John Andariese, the legendary voice of the Knicks for nearly 40 years, died Monday, the team announced.
The Brooklyn native known as Johnny Hoops was 78.
Generations of Knicks fans listened to Andariese as an analyst on MSG Network or on the radio, mostly alongside Marv Albert. The entertaining banter between of those two became synonymous with Knicks basketball.
Andariese had been suffering from dementia and was in poor health while spending his final days in Florida, according to people who spoke to his family.
NBA Commissioner Adam Silver also weighed in on the passing of Andariese.
“John ‘Johnny Hoops’ Andariese was a New York basketball legend whod eveoted his life to the game, first as a standout player at Fordham Universtiy and then for nearly 40 years as the New York Knicks’ color analyst on TV and radio,” Silver said in a statement. “His reassuring voice and extensive basketball knowledge endeared him to generations of New Yorkers.”

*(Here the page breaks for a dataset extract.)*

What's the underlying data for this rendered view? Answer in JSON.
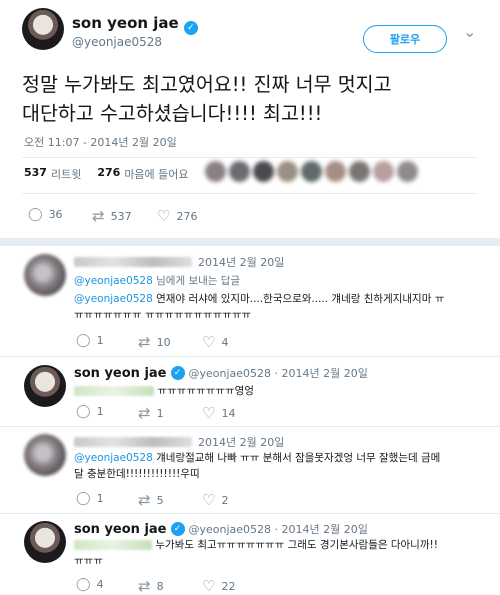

He combined his basketball expertise with a friendly voice, providing the Knicks broadcasts with a familiar voice during the team’s golden eras.
Andariese began his broadcasting career as the Knicks radio analyst for the 1972-73 season alongside Albert. He worked Knicks games — whether on radio or TV — during the eras of Willis Reed, Bernard King, Patrick Ewing, Latrell Sprewell and Carmelo Anthony.
Andariese was named all-City three times while playing college ball at Fordham in the late-50s, helping the Rams to a pair of NIT berths. He was inducted into the Naismith Memorial Basketball Hall of Fame as a media member three years ago.
Andariese retired in 2012 to spend time with his family, and was replaced on the radio broadcast by Brendan Brown.
Andariese’s poor health was made public during an ABC telecast of a Knicks-Warriors game earlier this month when Mike Breen, a longtime colleague, wished him well on air.